Nomad v1.2.3 (a79efc8422082c4790046c3f5ad92c542592a54f)
Consul v1.11.2
I have a nomad cluster that has been able to use consul connect to connect several different services together for months now. Last night I had a ceph volume get stuck forcing the whole cluster to go offline. when I brought it back up anything that used consul connect only works if the service is on the same client. if not it doe snot connect. I am using the standard counter job to test.
I am not 100% sure where to specifically look for logs but nomad does have
running [/usr/sbin/iptables -t nat -X CNI-0dd845c33aab4590db0e3831 --wait]: exit status 1: iptables: Too many links.
and consul
agent: grpc: addrConn.createTransport failed to connect to {dc1-10.0.31.106:8300 0 s-e45f015ee1ae <nil>}.

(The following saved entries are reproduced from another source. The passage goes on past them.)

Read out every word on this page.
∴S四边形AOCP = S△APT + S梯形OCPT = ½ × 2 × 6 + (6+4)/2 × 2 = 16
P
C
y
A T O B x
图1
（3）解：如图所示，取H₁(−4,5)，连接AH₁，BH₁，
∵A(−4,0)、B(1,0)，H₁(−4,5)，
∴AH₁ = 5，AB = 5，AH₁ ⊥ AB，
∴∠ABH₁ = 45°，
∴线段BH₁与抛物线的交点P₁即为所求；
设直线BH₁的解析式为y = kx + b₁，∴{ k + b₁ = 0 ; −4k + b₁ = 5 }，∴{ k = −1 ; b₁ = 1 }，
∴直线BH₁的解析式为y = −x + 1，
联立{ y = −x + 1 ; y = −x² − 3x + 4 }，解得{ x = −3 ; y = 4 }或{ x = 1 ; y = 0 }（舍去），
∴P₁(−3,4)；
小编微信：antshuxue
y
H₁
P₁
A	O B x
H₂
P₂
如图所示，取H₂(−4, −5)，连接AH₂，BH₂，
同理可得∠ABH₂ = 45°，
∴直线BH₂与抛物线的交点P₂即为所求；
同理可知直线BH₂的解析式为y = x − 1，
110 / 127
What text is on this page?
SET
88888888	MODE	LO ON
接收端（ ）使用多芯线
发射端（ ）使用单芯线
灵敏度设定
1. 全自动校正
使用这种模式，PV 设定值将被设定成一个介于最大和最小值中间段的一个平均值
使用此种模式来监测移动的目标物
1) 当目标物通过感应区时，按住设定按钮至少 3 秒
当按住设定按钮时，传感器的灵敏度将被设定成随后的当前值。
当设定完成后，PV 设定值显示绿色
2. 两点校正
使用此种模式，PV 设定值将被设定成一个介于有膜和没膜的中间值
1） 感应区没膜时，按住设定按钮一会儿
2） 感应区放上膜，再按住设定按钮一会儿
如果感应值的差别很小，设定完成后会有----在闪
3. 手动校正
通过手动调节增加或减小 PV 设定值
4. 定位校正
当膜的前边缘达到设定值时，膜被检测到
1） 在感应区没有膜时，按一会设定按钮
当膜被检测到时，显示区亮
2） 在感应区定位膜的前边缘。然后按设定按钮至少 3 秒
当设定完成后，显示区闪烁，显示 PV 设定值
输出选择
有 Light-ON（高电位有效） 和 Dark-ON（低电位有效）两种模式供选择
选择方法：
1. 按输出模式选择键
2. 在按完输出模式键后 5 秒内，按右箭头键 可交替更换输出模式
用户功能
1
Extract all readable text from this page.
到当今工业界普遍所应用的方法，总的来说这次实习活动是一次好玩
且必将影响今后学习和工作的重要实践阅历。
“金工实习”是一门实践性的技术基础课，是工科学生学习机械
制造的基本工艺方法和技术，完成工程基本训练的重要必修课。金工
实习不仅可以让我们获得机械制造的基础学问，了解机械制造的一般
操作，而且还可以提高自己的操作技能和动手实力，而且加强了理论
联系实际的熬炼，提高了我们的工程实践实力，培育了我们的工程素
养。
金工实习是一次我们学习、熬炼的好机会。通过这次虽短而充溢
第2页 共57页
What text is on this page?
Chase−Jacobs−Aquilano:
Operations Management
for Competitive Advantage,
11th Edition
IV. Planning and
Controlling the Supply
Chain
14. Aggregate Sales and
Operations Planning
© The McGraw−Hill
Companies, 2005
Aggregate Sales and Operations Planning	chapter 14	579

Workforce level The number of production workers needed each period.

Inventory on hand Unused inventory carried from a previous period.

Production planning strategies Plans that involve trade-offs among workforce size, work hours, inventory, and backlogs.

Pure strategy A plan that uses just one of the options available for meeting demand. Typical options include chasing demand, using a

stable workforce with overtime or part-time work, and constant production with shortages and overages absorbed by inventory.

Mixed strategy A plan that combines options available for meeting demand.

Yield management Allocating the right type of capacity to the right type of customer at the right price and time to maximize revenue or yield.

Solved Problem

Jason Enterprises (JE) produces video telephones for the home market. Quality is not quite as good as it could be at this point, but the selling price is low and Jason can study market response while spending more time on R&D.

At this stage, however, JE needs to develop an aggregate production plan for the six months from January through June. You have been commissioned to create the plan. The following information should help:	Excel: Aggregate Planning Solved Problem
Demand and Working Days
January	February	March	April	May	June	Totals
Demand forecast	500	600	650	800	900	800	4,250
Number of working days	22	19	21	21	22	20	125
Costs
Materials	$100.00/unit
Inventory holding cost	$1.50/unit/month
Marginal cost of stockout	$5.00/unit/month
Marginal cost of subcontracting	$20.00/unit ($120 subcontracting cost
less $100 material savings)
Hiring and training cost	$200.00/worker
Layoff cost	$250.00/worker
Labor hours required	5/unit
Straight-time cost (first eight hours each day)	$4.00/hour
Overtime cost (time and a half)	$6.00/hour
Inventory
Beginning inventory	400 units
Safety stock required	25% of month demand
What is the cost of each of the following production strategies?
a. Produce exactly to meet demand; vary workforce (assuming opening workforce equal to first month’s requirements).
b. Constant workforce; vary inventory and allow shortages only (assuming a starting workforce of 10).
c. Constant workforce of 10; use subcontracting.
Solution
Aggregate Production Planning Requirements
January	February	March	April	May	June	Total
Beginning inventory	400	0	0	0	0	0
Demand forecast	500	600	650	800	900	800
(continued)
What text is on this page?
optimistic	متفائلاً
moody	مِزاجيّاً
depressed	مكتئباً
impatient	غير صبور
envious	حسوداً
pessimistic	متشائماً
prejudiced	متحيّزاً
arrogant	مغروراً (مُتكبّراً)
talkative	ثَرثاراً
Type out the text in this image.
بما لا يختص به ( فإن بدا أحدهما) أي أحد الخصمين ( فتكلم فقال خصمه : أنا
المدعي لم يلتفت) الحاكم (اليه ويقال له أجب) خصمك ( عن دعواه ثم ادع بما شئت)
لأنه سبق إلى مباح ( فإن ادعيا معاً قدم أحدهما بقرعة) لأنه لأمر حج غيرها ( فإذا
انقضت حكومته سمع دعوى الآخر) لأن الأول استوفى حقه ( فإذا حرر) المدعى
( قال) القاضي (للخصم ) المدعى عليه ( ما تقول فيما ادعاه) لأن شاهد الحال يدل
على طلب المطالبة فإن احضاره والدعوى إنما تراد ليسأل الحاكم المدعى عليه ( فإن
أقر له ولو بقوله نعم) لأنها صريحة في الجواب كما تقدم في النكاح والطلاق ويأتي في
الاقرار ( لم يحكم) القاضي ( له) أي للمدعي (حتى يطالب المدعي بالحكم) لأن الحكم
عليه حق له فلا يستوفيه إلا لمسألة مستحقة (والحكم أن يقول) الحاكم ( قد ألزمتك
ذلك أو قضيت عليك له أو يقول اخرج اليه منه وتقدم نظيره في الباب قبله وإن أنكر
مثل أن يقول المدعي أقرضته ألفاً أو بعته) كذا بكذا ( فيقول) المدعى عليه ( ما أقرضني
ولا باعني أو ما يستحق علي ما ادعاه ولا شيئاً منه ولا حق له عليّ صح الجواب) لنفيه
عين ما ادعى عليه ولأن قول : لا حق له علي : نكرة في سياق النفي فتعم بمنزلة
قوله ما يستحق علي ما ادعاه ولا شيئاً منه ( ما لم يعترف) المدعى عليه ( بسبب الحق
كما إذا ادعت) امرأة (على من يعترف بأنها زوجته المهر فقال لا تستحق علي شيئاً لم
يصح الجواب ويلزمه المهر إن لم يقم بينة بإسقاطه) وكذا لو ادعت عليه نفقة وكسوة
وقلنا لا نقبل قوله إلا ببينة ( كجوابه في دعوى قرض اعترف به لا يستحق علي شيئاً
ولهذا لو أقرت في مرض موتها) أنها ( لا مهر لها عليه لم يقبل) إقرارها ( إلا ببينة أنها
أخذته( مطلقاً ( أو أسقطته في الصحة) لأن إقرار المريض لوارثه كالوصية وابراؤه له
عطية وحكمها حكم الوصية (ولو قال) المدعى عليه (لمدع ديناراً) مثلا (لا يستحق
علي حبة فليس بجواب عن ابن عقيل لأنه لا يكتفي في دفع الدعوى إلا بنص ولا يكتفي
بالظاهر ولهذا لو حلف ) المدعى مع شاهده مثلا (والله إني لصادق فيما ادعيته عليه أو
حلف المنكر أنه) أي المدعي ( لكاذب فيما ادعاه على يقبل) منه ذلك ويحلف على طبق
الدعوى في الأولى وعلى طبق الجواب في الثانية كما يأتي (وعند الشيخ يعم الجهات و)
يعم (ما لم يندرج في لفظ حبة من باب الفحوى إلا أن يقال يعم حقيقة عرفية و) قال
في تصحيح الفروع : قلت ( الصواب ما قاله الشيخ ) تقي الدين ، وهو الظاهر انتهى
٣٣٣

Before I noticed this I had reset a bunch of consul ACL keys but I dont remember setting any just for consul connect.
Any advice would be greatly appreciated. Thanks
if I follow this, and just run it in screen sessions on the same nodes it does work though
I am fairly sure this is down to an issue with my nomad cluster and not consul or the job file or the actual machine? well less sure on the actual machines but since the same type of application works on the machines but not in nomad I think that is accurate.
Normally I would just blow away the cluster and rebuild but with the ceph volumes I am afraid of the amount of work it would take to recreate and reattach. any easy way to do this or further thoughts on the consul connect issue localized to nomad?
Any ideas, or am I stuck rebuilding. would this make more sense in the consul category even though it seems to be nomad specific?
Ok so I now know that this is issue with the client hosts and the docker nomad network but not super sure where to go. The Tasks get a address on 172.26.65.13/20 and can ping 172.26.64.1/20 on the host but cant access anything past that.